Et puis nous avons beaucoup de personnels contractuels – les deux-tiers des militaires, et de plus en plus de civils. Ainsi, l'année dernière j'ai recruté 30 % de contractuels. Or il s'agit de personnels dont il est plus facile de se séparer lorsque nous rencontrons des doutes ou des difficultés – en évitant ou en limitant le contentieux, ce qui est important.
Les premiers cas de militaires qui ont été signalés comme radicalisés remontent à 2013 et 2015. Je ferai allusion aux volontaires qui sont partis en Syrie, quelquefois se battre du côté obscur, mais aussi à un projet d'attaque contre un sémaphore au cap Béar en 2015. Il s'agissait dans ce dernier cas d'un marin, qui avait été recruté relativement récemment. Enfin, il y a peu, à Dieuze, un militaire qui venait d'être recruté a été mis en cause dans une affaire d'agression.
Mais la plupart des cas de radicalisation avérés étaient le fait d'anciens militaires. C'était le cas de ceux qui sont partis en Syrie.
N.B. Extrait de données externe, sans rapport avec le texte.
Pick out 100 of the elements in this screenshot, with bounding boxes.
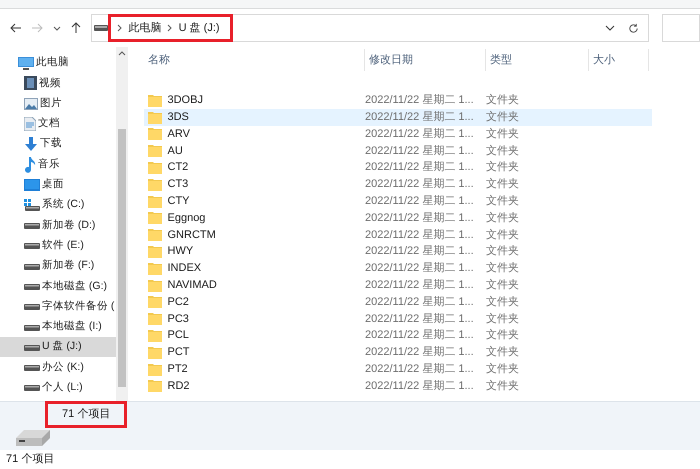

En dehors du cas de Dieuze, nous avons jusqu'à présent très peu de cas signalés et identifiés de militaires en service radicalisés et ayant commis des actes de violence – je mets bien les deux conditions.
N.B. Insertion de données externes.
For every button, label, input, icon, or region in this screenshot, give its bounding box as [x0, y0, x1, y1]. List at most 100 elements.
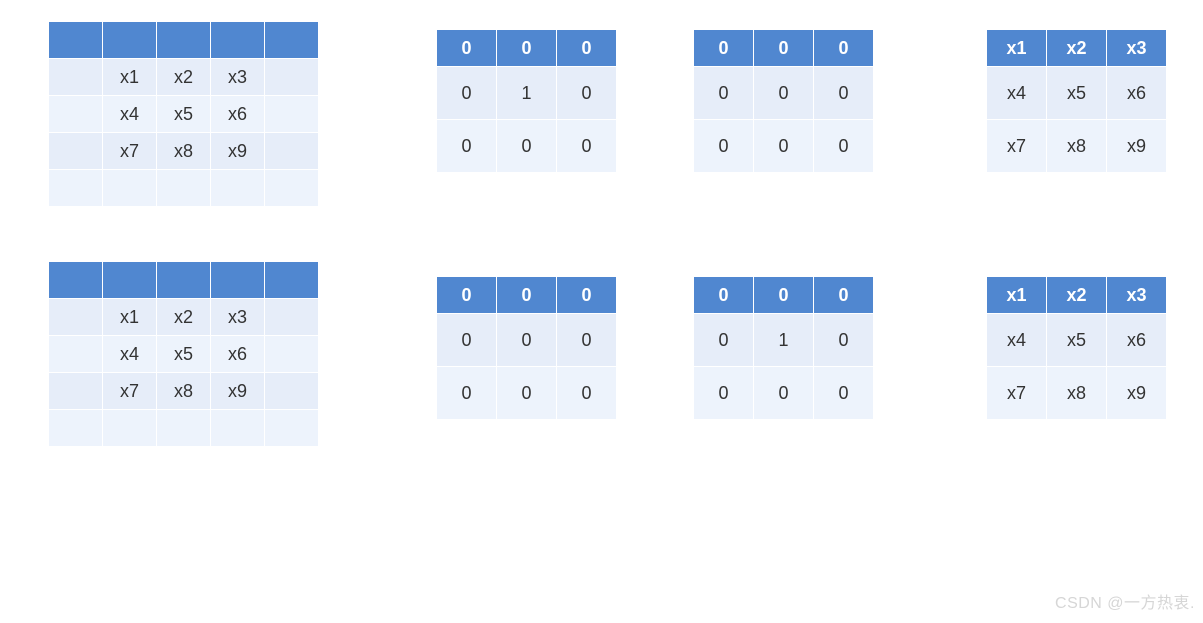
kernel-matrix-1a: 000 010 000 — [436, 29, 617, 173]
cell: 0 — [754, 120, 813, 172]
table-header — [157, 262, 210, 298]
cell — [265, 410, 318, 446]
cell — [49, 96, 102, 132]
table-header: 0 — [814, 277, 873, 313]
table-header: x1 — [987, 277, 1046, 313]
table-header — [265, 22, 318, 58]
cell: x5 — [157, 336, 210, 372]
table-header: 0 — [557, 30, 616, 66]
cell: 0 — [557, 367, 616, 419]
cell: x7 — [987, 120, 1046, 172]
cell: x4 — [987, 67, 1046, 119]
table-header — [49, 22, 102, 58]
cell: x2 — [157, 59, 210, 95]
cell: x8 — [157, 373, 210, 409]
cell — [103, 170, 156, 206]
table-header: 0 — [814, 30, 873, 66]
table-header: 0 — [557, 277, 616, 313]
cell: 0 — [557, 120, 616, 172]
cell: 0 — [437, 367, 496, 419]
cell — [157, 410, 210, 446]
table-header: x1 — [987, 30, 1046, 66]
table-header: x3 — [1107, 30, 1166, 66]
cell: x3 — [211, 59, 264, 95]
cell: x3 — [211, 299, 264, 335]
cell: 0 — [694, 120, 753, 172]
cell — [265, 373, 318, 409]
table-header: 0 — [497, 277, 556, 313]
cell: 0 — [814, 314, 873, 366]
cell — [265, 170, 318, 206]
cell: 0 — [694, 67, 753, 119]
cell: 0 — [557, 67, 616, 119]
cell: x8 — [1047, 120, 1106, 172]
output-matrix-2: x1x2x3 x4x5x6 x7x8x9 — [986, 276, 1167, 420]
cell — [103, 410, 156, 446]
table-header: 0 — [694, 277, 753, 313]
table-header: 0 — [437, 277, 496, 313]
kernel-matrix-2b: 000 010 000 — [693, 276, 874, 420]
cell — [211, 170, 264, 206]
cell: x9 — [211, 373, 264, 409]
table-header — [49, 262, 102, 298]
cell: x6 — [1107, 67, 1166, 119]
cell: x9 — [1107, 120, 1166, 172]
table-header — [265, 262, 318, 298]
watermark-text: CSDN @一方热衷. — [1055, 589, 1195, 613]
cell: 0 — [437, 120, 496, 172]
cell — [265, 299, 318, 335]
table-header: 0 — [497, 30, 556, 66]
cell: 0 — [497, 367, 556, 419]
cell — [49, 59, 102, 95]
cell — [265, 336, 318, 372]
table-header — [103, 262, 156, 298]
cell: x5 — [157, 96, 210, 132]
cell: x6 — [211, 336, 264, 372]
table-header: 0 — [694, 30, 753, 66]
cell: x7 — [103, 373, 156, 409]
cell: 0 — [754, 67, 813, 119]
cell: x4 — [987, 314, 1046, 366]
output-matrix-1: x1x2x3 x4x5x6 x7x8x9 — [986, 29, 1167, 173]
cell: x6 — [1107, 314, 1166, 366]
cell: 0 — [557, 314, 616, 366]
cell: 1 — [497, 67, 556, 119]
kernel-matrix-1b: 000 000 000 — [693, 29, 874, 173]
cell — [157, 170, 210, 206]
cell: x4 — [103, 96, 156, 132]
cell: 0 — [437, 67, 496, 119]
table-header: x3 — [1107, 277, 1166, 313]
cell: 0 — [814, 67, 873, 119]
cell — [49, 410, 102, 446]
cell: x7 — [103, 133, 156, 169]
cell: 0 — [754, 367, 813, 419]
cell: x9 — [211, 133, 264, 169]
table-header — [211, 22, 264, 58]
cell — [49, 170, 102, 206]
cell: x6 — [211, 96, 264, 132]
table-header: x2 — [1047, 30, 1106, 66]
cell: x1 — [103, 299, 156, 335]
table-header — [103, 22, 156, 58]
table-header — [211, 262, 264, 298]
cell: x5 — [1047, 314, 1106, 366]
cell: x8 — [157, 133, 210, 169]
cell: 0 — [814, 367, 873, 419]
cell: x1 — [103, 59, 156, 95]
cell: x9 — [1107, 367, 1166, 419]
cell — [265, 96, 318, 132]
cell: 0 — [694, 367, 753, 419]
input-matrix-2: x1x2x3 x4x5x6 x7x8x9 — [48, 261, 319, 447]
cell — [265, 59, 318, 95]
cell: 0 — [814, 120, 873, 172]
cell — [49, 133, 102, 169]
cell: x5 — [1047, 67, 1106, 119]
table-header — [157, 22, 210, 58]
cell: x7 — [987, 367, 1046, 419]
cell — [265, 133, 318, 169]
cell — [49, 373, 102, 409]
input-matrix-1: x1x2x3 x4x5x6 x7x8x9 — [48, 21, 319, 207]
cell: x8 — [1047, 367, 1106, 419]
cell — [49, 336, 102, 372]
cell: 0 — [437, 314, 496, 366]
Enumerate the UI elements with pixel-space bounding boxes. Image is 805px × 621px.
Je voudrais aussi insister à nouveau sur le fait que les armées constituent réellement un melting-pot social et culturel depuis des siècles. Elles n'ont jamais accordé la moindre importance à l'origine ethnique, religieuse ou culturelle de leurs combattants. Nous, ce qui nous intéresse, ce sont les hommes et les femmes et ce qu'ils sont capables de réaliser.
Nos valeurs sont extrêmement fédératrices et intégratrices, y compris pour nos personnels civils. Les valeurs de la défense, d'engagement sont épousées très fortement aussi par les civils. Et je peux en témoigner, car je suis un peu le symbole de la synthèse entre les personnels civils et militaires du ministère et je dois veiller à leur cohésion autour des mêmes missions et des mêmes valeurs. Ce n'est pas qu'une déclaration, c'est une réalité.
Troisième point, je voudrais revenir sur les évolutions législatives et réglementaires, pour lutter contre la radicalisation.
Le corpus législatif et réglementaire a fortement augmenté après les événements de 2015 et plus particulièrement depuis 2016 avec la loi n° 2016-339 du 22 mars 2016 relative à la prévention et à la lutte contre les incivilités, contre les atteintes à la sécurité publique et contre les actes terroristes dans les transports collectifs de voyageurs, puis avec la loi n° 2016-483 du 20 avril 2016 relative à la déontologie et aux droits et obligations des fonctionnaires, la loi n° 2017-1510 du 30 octobre 2017 renforçant la sécurité intérieure et la lutte contre le terrorisme et le décret du 2 août 2017 modifiant le décret du 5 mars 2015 portant création d'un traitement automatisé de données à caractère personnel dénommé « fichier de traitement des signalements pour la prévention de la radicalisation à caractère terroriste » (FSPRT).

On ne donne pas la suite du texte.